All the detective needs to do is wait for the greedy murderer to start knocking off the would-be heirs one by one. No doubt the killer will betray themself in the process! This is a straightforward method that is, alas, very hard on the Inugami clan, whose numbers rapidly dwindle.
~oOo~
This novel is set immediately after World War Two. While the war is discussed in rather oblique terms, the minutiae of who did what to whom being too distasteful for polite conversation, the war shapes the plot. For example, the public reading of the will has to be delayed until Kiyo can return from overseas, which gives someone time to discover the terms of the will and motive to try to murder Tamayo. When Kiyo does appear, he wears a mask — two masks, in fact — to conceal a horrific facial disfigurement2.

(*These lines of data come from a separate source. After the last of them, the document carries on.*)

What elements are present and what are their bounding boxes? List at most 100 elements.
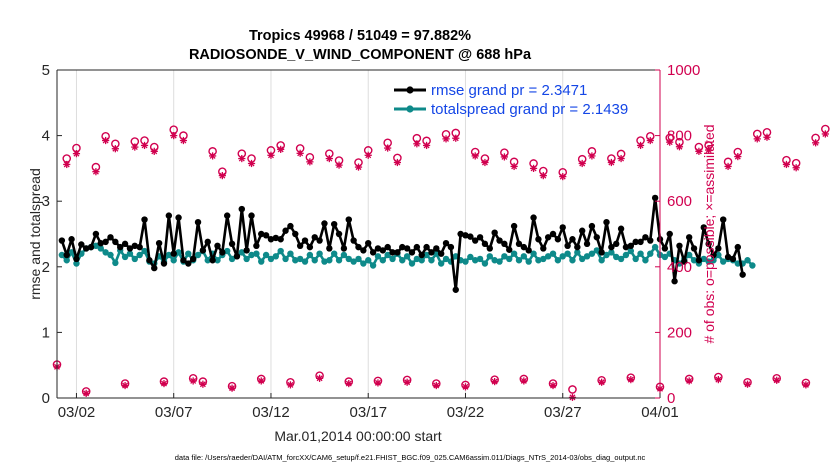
obs-assimilated-point — [773, 376, 781, 384]
totalspread-point — [637, 250, 644, 257]
rmse-point — [510, 222, 518, 230]
obs-assimilated-point — [598, 378, 606, 386]
rmse-point — [467, 233, 474, 240]
rmse-point — [544, 234, 552, 241]
totalspread-point — [214, 257, 221, 264]
obs-assimilated-point — [267, 151, 275, 159]
rmse-point — [102, 238, 109, 246]
x-tick-label: 03/07 — [155, 404, 193, 421]
rmse-point — [540, 245, 547, 252]
obs-assimilated-point — [364, 151, 372, 159]
rmse-point — [603, 218, 610, 226]
rmse-point — [209, 257, 216, 264]
rmse-point — [330, 220, 338, 228]
rmse-point — [78, 241, 85, 248]
totalspread-point — [613, 253, 620, 261]
obs-assimilated-point — [529, 164, 538, 172]
chart-subtitle: RADIOSONDE_V_WIND_COMPONENT @ 688 hPa — [189, 47, 532, 63]
rmse-point — [126, 245, 134, 252]
totalspread-point — [501, 253, 508, 260]
rmse-point — [481, 240, 489, 248]
rmse-point — [267, 236, 275, 243]
obs-possible-point — [568, 385, 577, 394]
rmse-point — [340, 245, 348, 252]
rmse-point — [151, 264, 158, 272]
totalspread-point — [121, 253, 129, 261]
rmse-point — [253, 242, 260, 250]
data-file-footnote: data file: /Users/raeder/DAI/ATM_forcXX/… — [175, 453, 646, 462]
rmse-point — [258, 230, 265, 238]
rmse-point — [515, 240, 523, 248]
totalspread-point — [540, 255, 547, 263]
rmse-point — [491, 229, 498, 236]
obs-assimilated-point — [160, 379, 168, 388]
rmse-point — [199, 247, 207, 254]
rmse-point — [598, 249, 605, 256]
obs-assimilated-point — [724, 162, 732, 171]
totalspread-point — [578, 255, 586, 263]
legend-spread-label: totalspread grand pr = 2.1439 — [431, 101, 628, 118]
rmse-point — [321, 220, 328, 227]
rmse-point — [593, 234, 600, 241]
rmse-point — [335, 230, 343, 238]
y-right-tick-label: 0 — [667, 390, 675, 407]
obs-assimilated-point — [442, 135, 450, 143]
rmse-point — [583, 240, 591, 248]
rmse-point — [651, 194, 659, 202]
totalspread-point — [544, 253, 552, 260]
obs-assimilated-point — [170, 132, 178, 140]
obs-assimilated-point — [510, 162, 518, 171]
totalspread-point — [330, 250, 338, 257]
rmse-point — [496, 237, 503, 244]
y-right-tick-label: 400 — [667, 259, 692, 276]
rmse-point — [92, 230, 100, 238]
obs-assimilated-point — [422, 141, 431, 150]
totalspread-point — [92, 242, 100, 250]
y-right-tick-labels: 0 200 400 600 800 1000 — [667, 62, 700, 407]
obs-assimilated-point — [520, 377, 528, 385]
rmse-point — [564, 242, 571, 250]
obs-assimilated-point — [286, 381, 295, 389]
obs-assimilated-point — [539, 172, 547, 180]
totalspread-point — [102, 249, 109, 256]
rmse-point — [224, 212, 231, 219]
rmse-point — [248, 212, 255, 219]
totalspread-point — [593, 247, 600, 254]
obs-assimilated-point — [743, 380, 752, 388]
rmse-point — [117, 243, 124, 251]
rmse-point — [423, 243, 430, 251]
totalspread-point — [228, 255, 236, 263]
obs-assimilated-point — [140, 141, 149, 150]
rmse-point — [301, 237, 309, 244]
totalspread-point — [603, 251, 610, 259]
totalspread-point — [403, 253, 411, 260]
rmse-point — [622, 243, 630, 251]
totalspread-point — [253, 250, 260, 257]
totalspread-point — [661, 253, 669, 261]
rmse-point — [613, 240, 620, 248]
y-left-tick-label: 3 — [42, 193, 50, 210]
obs-assimilated-point — [209, 152, 217, 160]
rmse-point — [501, 240, 508, 248]
totalspread-point — [267, 255, 275, 263]
obs-assimilated-point — [102, 136, 110, 145]
obs-assimilated-point — [821, 130, 829, 138]
totalspread-point — [316, 250, 323, 257]
totalspread-point — [204, 257, 211, 264]
totalspread-point — [345, 255, 352, 263]
totalspread-point — [569, 257, 576, 264]
rmse-point — [520, 243, 528, 251]
totalspread-point — [535, 257, 542, 264]
totalspread-point — [131, 255, 139, 263]
rmse-point — [87, 243, 95, 251]
totalspread-point — [165, 251, 173, 259]
y-right-tick-label: 600 — [667, 193, 692, 210]
rmse-point — [476, 234, 484, 241]
rmse-point — [141, 216, 148, 223]
rmse-point — [608, 243, 615, 251]
y-left-tick-labels: 0 1 2 3 4 5 — [42, 62, 50, 407]
rmse-point — [326, 245, 333, 252]
totalspread-point — [112, 259, 119, 267]
obs-assimilated-point — [734, 152, 742, 161]
totalspread-point — [335, 257, 343, 264]
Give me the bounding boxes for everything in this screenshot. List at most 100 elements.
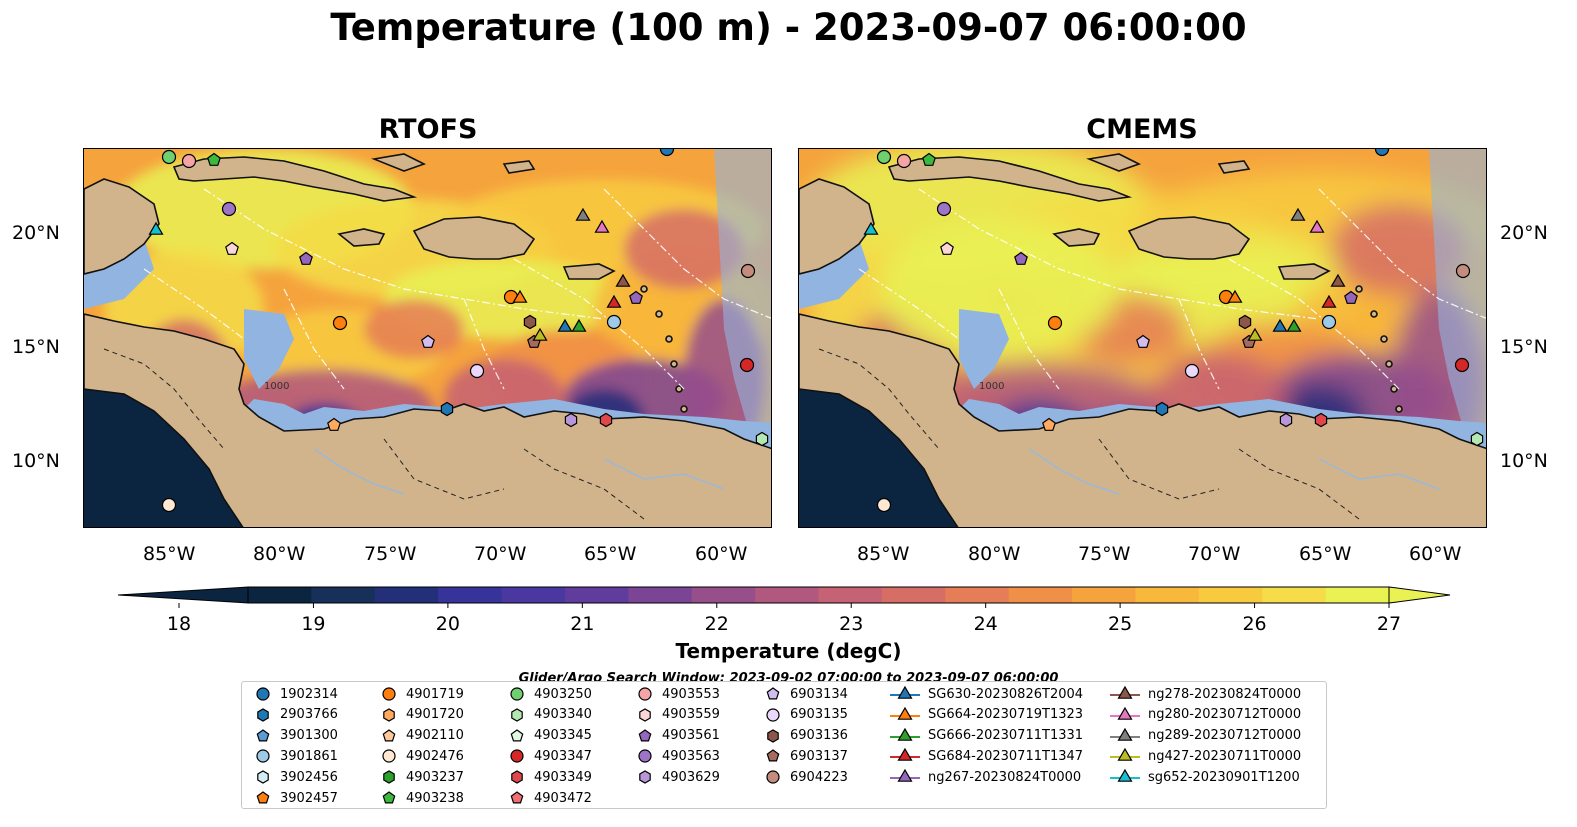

Detective Kindaichi abhors violence and he would no doubt have preferred to solve the murders sooner than he actually does. Waiting for the killer to eliminate the other suspects is effective but also unpleasant. Fortunately the carnage-enabling method that circumstance forces on Kindaichi is mitigated by the fact most of the victims will not be missed. By anyone. Sahei may have been a remarkable man, but his descendants seem to remarkable only for loathsomeness.
The situation in Nasu is rather convoluted, far more-so than the synopsis can begin to suggest. (I don’t think you would keep reading if I maundered on for a few more screens.) No, really: the dead oligarch had a rather involved personal life and his descendants are all fond of needlessly complicated scheming. Consequently, the denouement of the novel is rather extended. Kindaichi has rather a lot to explain. In fact, it’s all a bit more convoluted than I cared to deal with this week. Readers who like their mysteries homicidal, their families cutthroat, and their victims assholes might enjoy it more than I did.
The Inugami Curse is available here (Amazon US), here (Amazon Canada), here (Amazon UK), here (Barnes & Noble), here (Book Depository), and here (Chapters-Indigo).
1: Pushkin Press cites a much later copyright date, but this seems to be wrong.
2: While Matsuko is convinced that the man in the mask is her beloved son, her relatives express impolite skepticism. As it happens, his fingerprints are on record.